Our primary goal is to eat enough. If we consider what we do in a day and the calories we need to achieve that, we need to eat at the very least 20% more to see sufficient growth. Preferably 30% more. Our secondary goal is to keep fat off. The prime mover there is insulin. Insulin stores glucose in the muscle as glycogen and increases the shuttling of nutrients into fat cells. So naturally our goal is to keep insulin low. Insulin is a very anabolic hormone, but that does not mean we cannot achieve growth without it. In order to keep insulin low, we need to eat as little as possible high-glycemic carbs. Any type of carbs that contain glucose (and can therefore increase insulin rapidly) must be avoided. That increases most types of pasta, white bread, an excess amount of starches like potatoes, anything that has added sugar in it, regular table sugar, dextrose, maltodextrin, maltose and several oligosaccharides. A little fruit here and there is fine, as fructose does not appear to be so drastic in insulin levels, and low Glycemic carbs are fine as well (such as the lactose in milk and such). Our diet will probably be moderate to low-carb because of this. More importantly our diet should be high protein. Because first of all protein is what we require to build muscle. Secondly because the body can burn protein, but most likely will not if other means are available. And since we will be manipulating our beta-adrenergic system, we will have plenty of free fatty acids at our disposal. That means the amount of protein in our diet needs to be so great that with it we are eating at least 20% above maintenance, and without it we are eating at least 20% below maintenance. I would keep fat around 20-25% of your diet (from clean sources of course) and then fill the rest in as you please : high-protein and no high GI carb sources.
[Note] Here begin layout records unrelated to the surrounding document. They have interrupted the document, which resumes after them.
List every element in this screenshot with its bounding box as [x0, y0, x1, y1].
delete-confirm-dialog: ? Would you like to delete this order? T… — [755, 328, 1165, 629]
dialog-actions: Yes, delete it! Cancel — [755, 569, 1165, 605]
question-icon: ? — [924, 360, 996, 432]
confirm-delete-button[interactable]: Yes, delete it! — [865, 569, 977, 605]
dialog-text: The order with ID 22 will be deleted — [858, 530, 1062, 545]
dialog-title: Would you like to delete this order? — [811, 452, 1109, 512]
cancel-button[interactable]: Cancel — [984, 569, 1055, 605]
Because this will allow us to keep insulin low, we cannot only keep fat off, we can also maximally manipulate the beta-adrenergic system, meaning we could potentially lose fat, or at least lower body-fat percentage by keeping fat off and increasing lean body mass.
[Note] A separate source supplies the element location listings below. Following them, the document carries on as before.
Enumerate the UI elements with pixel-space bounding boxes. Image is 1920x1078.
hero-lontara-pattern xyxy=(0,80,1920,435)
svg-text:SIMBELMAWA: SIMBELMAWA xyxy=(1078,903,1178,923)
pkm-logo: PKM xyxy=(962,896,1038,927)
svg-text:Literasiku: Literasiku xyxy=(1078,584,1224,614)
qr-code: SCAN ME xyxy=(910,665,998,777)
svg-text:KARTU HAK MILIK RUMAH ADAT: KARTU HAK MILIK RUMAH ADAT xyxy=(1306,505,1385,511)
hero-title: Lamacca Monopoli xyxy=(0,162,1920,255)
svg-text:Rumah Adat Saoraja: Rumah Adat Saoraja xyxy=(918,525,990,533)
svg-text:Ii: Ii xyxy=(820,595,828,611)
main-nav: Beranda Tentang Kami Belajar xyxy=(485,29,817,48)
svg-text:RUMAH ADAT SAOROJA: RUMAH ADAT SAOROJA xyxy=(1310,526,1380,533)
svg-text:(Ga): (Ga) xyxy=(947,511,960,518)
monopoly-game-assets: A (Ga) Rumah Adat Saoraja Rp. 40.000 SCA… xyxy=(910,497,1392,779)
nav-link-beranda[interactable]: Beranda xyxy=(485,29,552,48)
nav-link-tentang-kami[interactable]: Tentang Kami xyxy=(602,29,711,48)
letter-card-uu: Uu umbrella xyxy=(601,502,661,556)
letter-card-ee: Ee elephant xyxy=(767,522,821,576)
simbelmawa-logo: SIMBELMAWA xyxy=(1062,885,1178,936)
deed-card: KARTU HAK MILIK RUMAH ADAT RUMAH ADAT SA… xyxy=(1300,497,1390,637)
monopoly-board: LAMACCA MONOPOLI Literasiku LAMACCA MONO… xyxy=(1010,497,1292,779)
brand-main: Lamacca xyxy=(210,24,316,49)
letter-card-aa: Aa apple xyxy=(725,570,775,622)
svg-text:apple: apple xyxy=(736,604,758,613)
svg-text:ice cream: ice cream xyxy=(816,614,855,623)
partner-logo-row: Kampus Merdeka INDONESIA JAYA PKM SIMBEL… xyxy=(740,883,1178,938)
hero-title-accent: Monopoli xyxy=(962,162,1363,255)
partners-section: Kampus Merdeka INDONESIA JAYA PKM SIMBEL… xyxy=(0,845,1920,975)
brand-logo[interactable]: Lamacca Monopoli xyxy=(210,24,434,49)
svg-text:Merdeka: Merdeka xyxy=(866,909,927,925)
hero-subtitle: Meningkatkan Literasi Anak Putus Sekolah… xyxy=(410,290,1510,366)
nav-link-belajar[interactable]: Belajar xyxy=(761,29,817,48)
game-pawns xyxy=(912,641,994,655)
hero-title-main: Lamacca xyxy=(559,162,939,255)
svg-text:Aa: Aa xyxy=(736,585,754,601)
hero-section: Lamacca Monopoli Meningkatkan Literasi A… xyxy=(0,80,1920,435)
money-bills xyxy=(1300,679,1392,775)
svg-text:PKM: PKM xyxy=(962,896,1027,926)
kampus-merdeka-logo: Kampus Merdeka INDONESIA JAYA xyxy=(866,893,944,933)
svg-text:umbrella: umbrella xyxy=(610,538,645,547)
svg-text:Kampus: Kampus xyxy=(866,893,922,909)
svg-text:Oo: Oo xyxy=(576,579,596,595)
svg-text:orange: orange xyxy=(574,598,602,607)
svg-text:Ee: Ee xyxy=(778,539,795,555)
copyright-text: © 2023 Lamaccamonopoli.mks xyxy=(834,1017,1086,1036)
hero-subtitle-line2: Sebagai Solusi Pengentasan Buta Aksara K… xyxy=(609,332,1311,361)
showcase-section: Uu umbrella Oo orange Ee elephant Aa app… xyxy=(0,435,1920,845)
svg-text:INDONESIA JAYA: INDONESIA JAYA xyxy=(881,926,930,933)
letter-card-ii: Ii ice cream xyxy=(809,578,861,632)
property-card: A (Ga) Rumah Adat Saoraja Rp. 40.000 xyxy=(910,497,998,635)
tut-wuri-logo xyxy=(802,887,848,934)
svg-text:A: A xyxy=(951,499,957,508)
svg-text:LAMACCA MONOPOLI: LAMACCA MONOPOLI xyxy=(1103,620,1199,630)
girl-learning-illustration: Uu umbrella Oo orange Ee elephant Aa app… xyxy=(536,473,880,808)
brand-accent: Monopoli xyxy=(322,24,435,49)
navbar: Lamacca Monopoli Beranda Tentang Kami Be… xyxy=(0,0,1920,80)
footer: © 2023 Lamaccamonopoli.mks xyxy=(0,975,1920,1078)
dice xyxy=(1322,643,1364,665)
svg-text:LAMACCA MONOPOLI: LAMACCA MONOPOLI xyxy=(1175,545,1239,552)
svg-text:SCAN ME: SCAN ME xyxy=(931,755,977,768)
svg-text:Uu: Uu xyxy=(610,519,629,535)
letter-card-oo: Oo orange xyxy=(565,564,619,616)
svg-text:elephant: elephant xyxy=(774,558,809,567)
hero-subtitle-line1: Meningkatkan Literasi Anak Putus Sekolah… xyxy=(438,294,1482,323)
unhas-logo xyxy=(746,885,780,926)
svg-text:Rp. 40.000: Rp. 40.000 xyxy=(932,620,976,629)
The take home message : A high-protein diet that contains little or no high GI carb sources, and that meets the demand of being at least 20% over maintenance (around 18 kcals per pound of bodyweight, but that is just an estimate).
The actual cycle
Now we need to put the cycle together. Below I will outline one good way to use these products and then offer some explanations to my reasoning. I will also already include the post-cycle regimen, eventhough we will discuss that at a later point in time.
Week 1-12 : Testosterone enanthate / cypionate 400-500 mg/week
Or : Testosterone propionate 150 mg every other day
Week 1-2 : Boldenone Undecylenate 600-800 mg/week
Week 3-12 : Boldenone Undecylenate 300-400 mg/week
Week 6-13 : Stanozolol 50-100 mg/day
Week 12-14 : HCG 3000/3000/1500/1500 IU / 5days
Week 12-17 : Tamoxifen Citrate 20 mg/day
Week 14-15 : Clomiphene Citrate 100 mg/day
Week 16-17 : Clomiphene Citrate 50 mg/day
Week 14-15 : (Spironolactone) 50 mg/day
Week 7-18 : Beta-adrenergic mix with eph as described.
You may notice the dose of boldenone is larger the first two weeks, that’s because longer esters tend to need some time to accumulate before showing their best effects, and by front-loading with a higher dose, we can achieve accumulation faster and see results sooner. I ran the stanozolol a week longer in this example, which should be fine considering it would take at least 2 weeks after the cycle to clear all boldenone, so the stanazolol beyond this point should cause no further suppression.
The patterns for post-cycle will be discussed at a later time.